Dunque, le normative a cui sono soggette le sostanze chimiche possono essere decine e completamente differenti. Serve quindi in ogni azienda un “luogo” o un sistema che permetta di avere queste informazioni in maniera univoca, corretta ed aggiornata il più possibile continuamente, da cui chiunque possa “pescare” all’occorrenza. Il DCCOM (Digital Chemical Compliance) può essere un’alternativa interessante.

Stiamo scrivendo tutto questo perchè vogliamo confermare che è obbligatorio per ogni sostanza avere la medesima classificazione sia nel documento del rischio chimico, che nell’AUA presentata o nella classificazione per l’ADR o nell’assoggettabilità alla Seveso.

Sembra logico dirlo, ma se lavorate nel settore saprete quanto possa essere complesso attuarlo (v.

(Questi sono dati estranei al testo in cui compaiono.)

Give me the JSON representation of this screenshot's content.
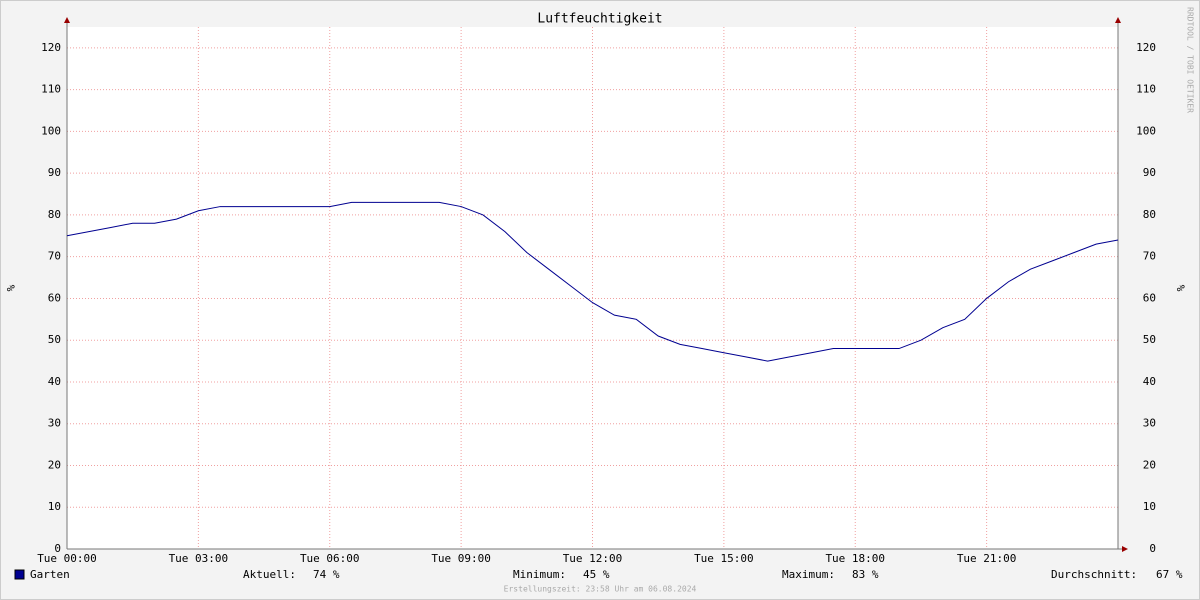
{
  "chart_data": {
    "type": "line",
    "title": "Luftfeuchtigkeit",
    "y_label": "%",
    "watermark": "RRDTOOL / TOBI OETIKER",
    "x": [
      0,
      0.5,
      1,
      1.5,
      2,
      2.5,
      3,
      3.5,
      4,
      4.5,
      5,
      5.5,
      6,
      6.5,
      7,
      7.5,
      8,
      8.5,
      9,
      9.5,
      10,
      10.5,
      11,
      11.5,
      12,
      12.5,
      13,
      13.5,
      14,
      14.5,
      15,
      15.5,
      16,
      16.5,
      17,
      17.5,
      18,
      18.5,
      19,
      19.5,
      20,
      20.5,
      21,
      21.5,
      22,
      22.5,
      23,
      23.5,
      24
    ],
    "series": [
      {
        "name": "Garten",
        "color": "#000090",
        "values": [
          75,
          76,
          77,
          78,
          78,
          79,
          81,
          82,
          82,
          82,
          82,
          82,
          82,
          83,
          83,
          83,
          83,
          83,
          82,
          80,
          76,
          71,
          67,
          63,
          59,
          56,
          55,
          51,
          49,
          48,
          47,
          46,
          45,
          46,
          47,
          48,
          48,
          48,
          48,
          50,
          53,
          55,
          60,
          64,
          67,
          69,
          71,
          73,
          74
        ]
      }
    ],
    "xlim": [
      0,
      24
    ],
    "ylim": [
      0,
      125
    ],
    "xticks": [
      {
        "value": 0,
        "label": "Tue 00:00"
      },
      {
        "value": 3,
        "label": "Tue 03:00"
      },
      {
        "value": 6,
        "label": "Tue 06:00"
      },
      {
        "value": 9,
        "label": "Tue 09:00"
      },
      {
        "value": 12,
        "label": "Tue 12:00"
      },
      {
        "value": 15,
        "label": "Tue 15:00"
      },
      {
        "value": 18,
        "label": "Tue 18:00"
      },
      {
        "value": 21,
        "label": "Tue 21:00"
      }
    ],
    "yticks": [
      0,
      10,
      20,
      30,
      40,
      50,
      60,
      70,
      80,
      90,
      100,
      110,
      120
    ],
    "grid": true,
    "stats": [
      {
        "label": "Aktuell:",
        "value": "74 %"
      },
      {
        "label": "Minimum:",
        "value": "45 %"
      },
      {
        "label": "Maximum:",
        "value": "83 %"
      },
      {
        "label": "Durchschnitt:",
        "value": "67 %"
      }
    ],
    "footer": "Erstellungszeit: 23:58 Uhr am 06.08.2024"
  }
}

Tommaso pensiero).

 

CONCLUSIONI

Per una buona valutazione del rischio chimico e per districarsi nel labirinto normativo a cui sono oggi soggette le aziende, il datore deve essere consapevole delle criticità illustrate, riconoscendo l’importanza di avere informazioni corrette e specifiche su tutti i composti chimici presenti in azienda.

Sia le normative di prodotto che quelle sociali sono fortemente influenzate dalle caratteristiche di pericolosità di sostanze/miscele/articoli utilizzati e quindi, qualora presente la SDS, questa può essere uno strumento dal ruolo importantissimo e centrale. Tuttavia La SDS non è sempre presente o non sempre viene compilata correttamente, per tale ragione il datore di lavoro/gestore/legale rappresentante ha l’onere di dover verificare le informazioni in essa contenute per adempiere correttamente agli obblighi che gli sono imposti dalla legge. Per poter sopperire alla carenza di informazioni dovrà quindi attivarsi innanzitutto con i propri fornitori, richiedendo quanti più dettagli possibili ed avvalersi di un adeguato supporto interno od esterno. Una volta raccolte le informazioni dovrà tenerle aggiornate e verificare che siano gestite in maniera univoca in tutte le normative a cui deve far riferimento.